ABORTION, ECONOMY AND IMMIGRATION


Tuesday's vote capped a dizzying race churned by unprecedented events, including two assassination attempts against Trump, President Joe Biden's surprise withdrawal and Harris' rapid rise.


No matter who wins, history will be made.


Harris, 60, the first female vice president, would become the first woman, Black woman and South Asian American to win the presidency. Trump, 78, the only president to be impeached twice and the first former president to be criminally convicted, would also become the first president to win non-consecutive terms in more than a century.    


In Dearborn, Michigan, Nakita Hogue, 50, was joined by her 18-year-old college student daughter, Niemah Hogue, to vote for Harris.
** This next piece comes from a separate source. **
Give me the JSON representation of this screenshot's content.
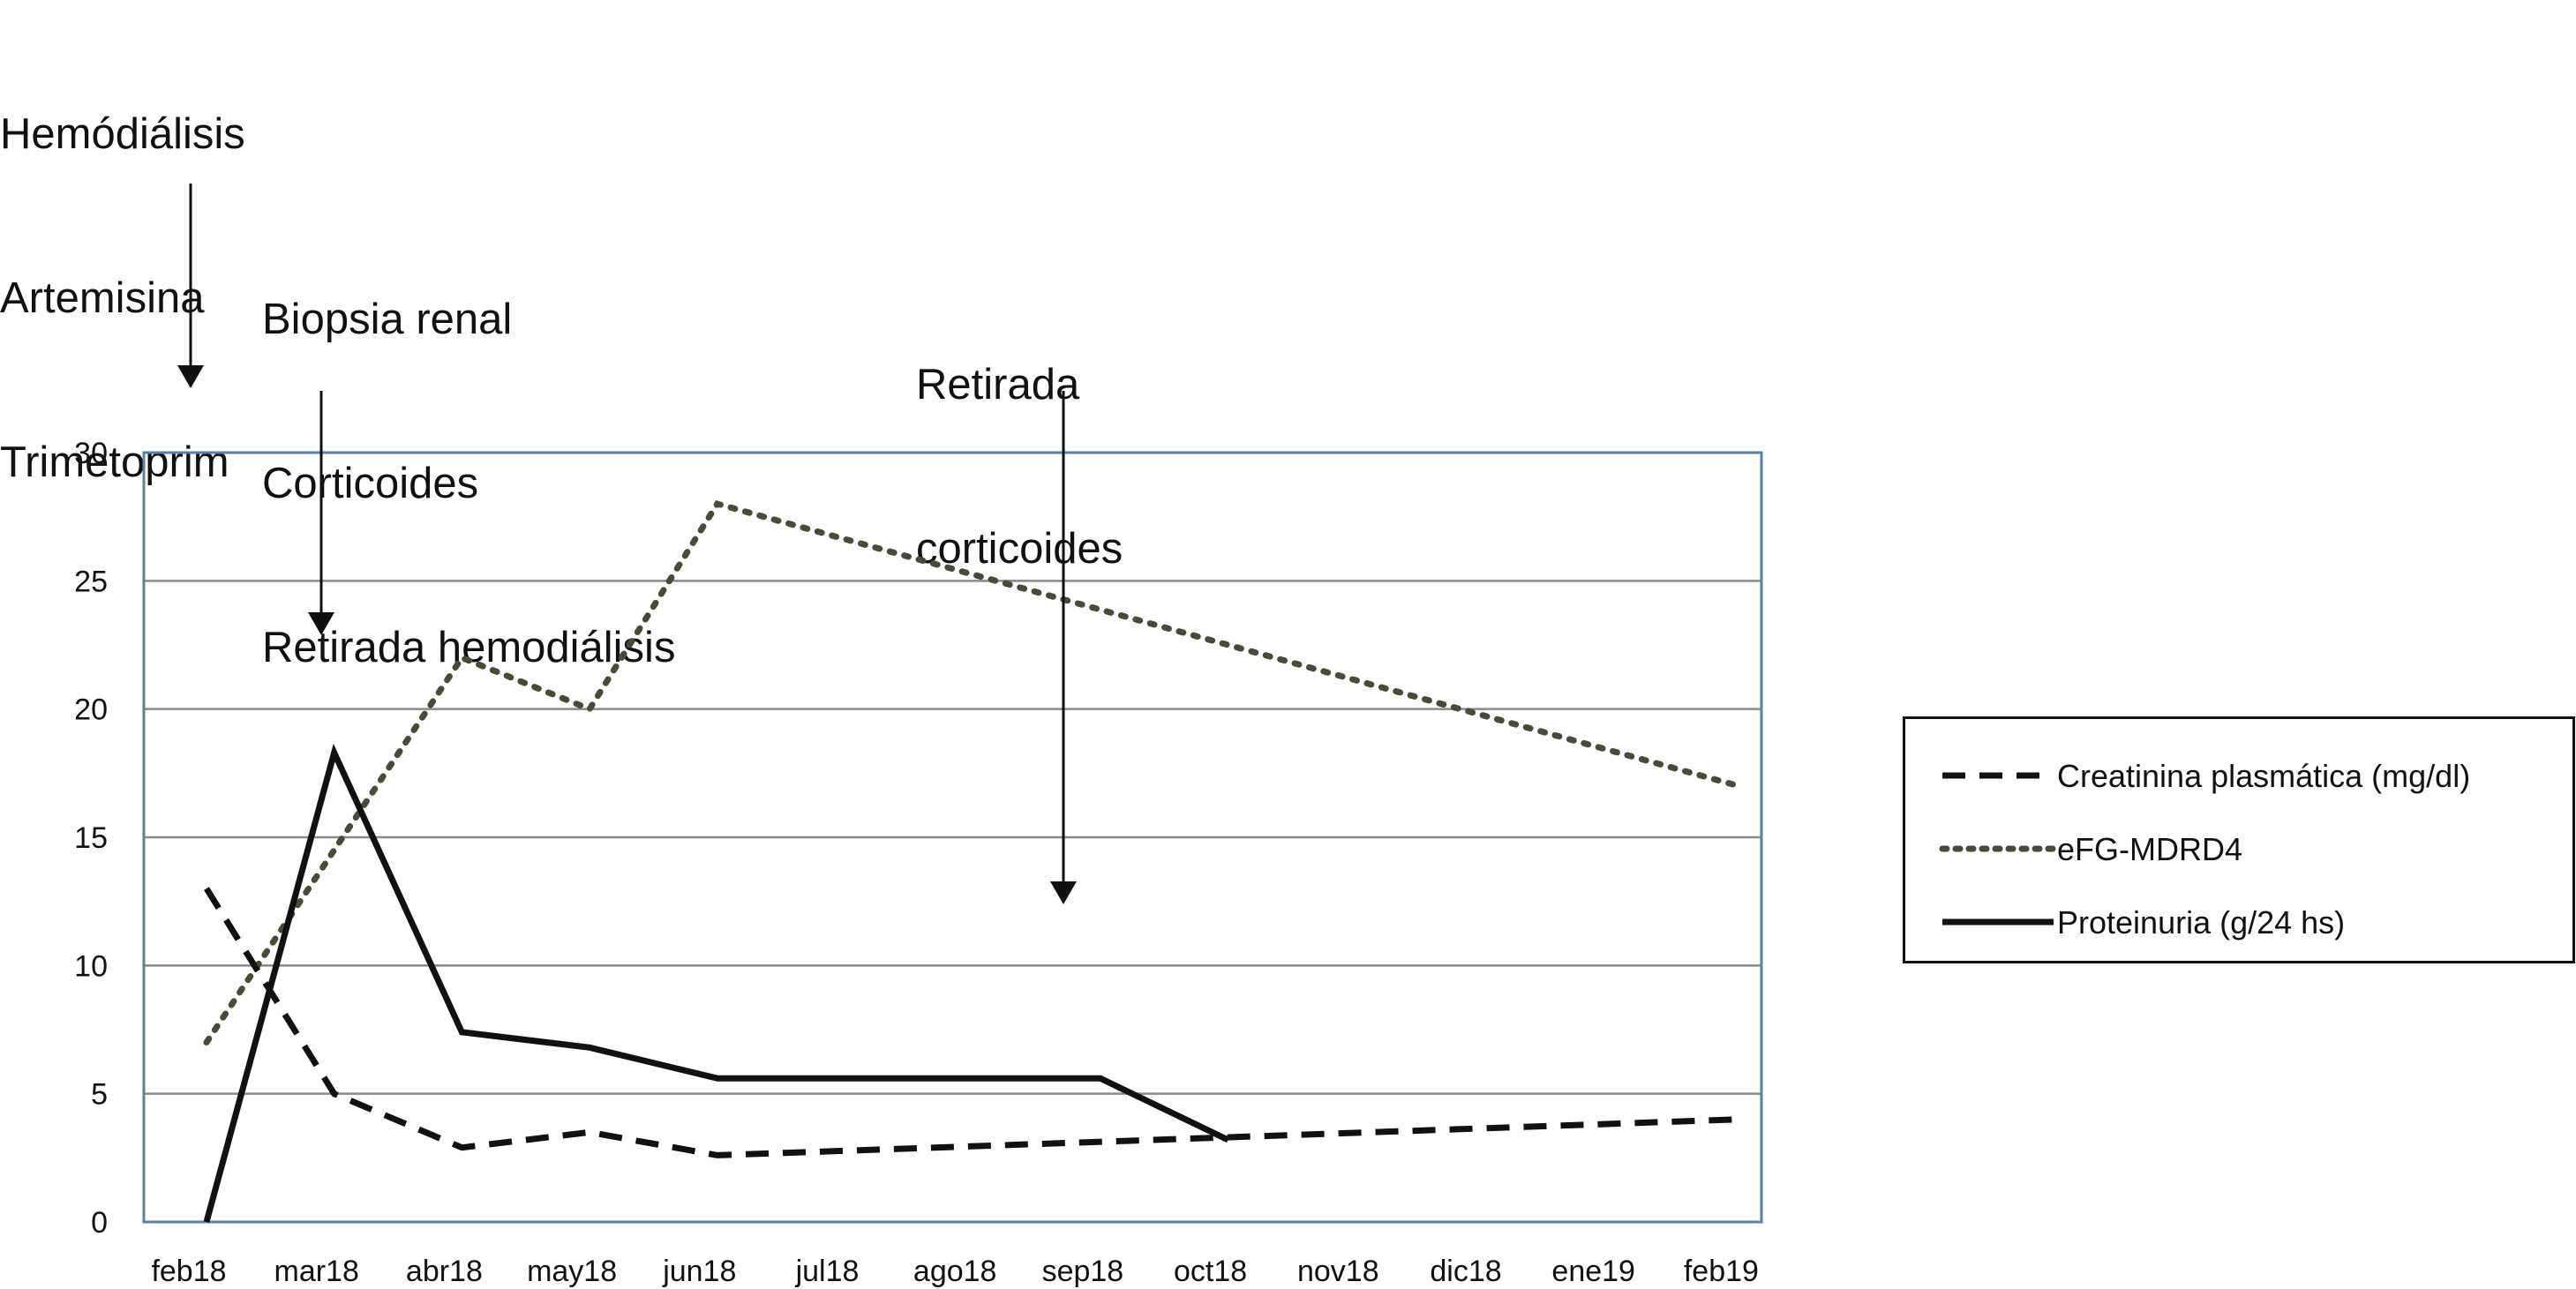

The daughter said she takes birth control to help regulate her period, while her mother recalled needing surgery after she had a miscarriage in her 20s, and both feared Republican lawmakers would seek to restrict reproductive healthcare.


"For my daughter, who is going out into the world and making her own way, I want her to have that choice," Nakita Hogue said. "She should be able to make her own decisions."


At a library in Phoenix, Arizona, Felicia Navajo, 34, and her husband Jesse Miranda, 52, arrived with one of their three young kids to vote for Trump.


Miranda, a union plumber, immigrated to the U.S. from Mexico when he was four years old, and said he believed Trump would do a better job of fighting inflation and controlling immigration.


"I want to see good people come to this town, people that are willing to work, people who are willing to just live the American dream," Miranda said.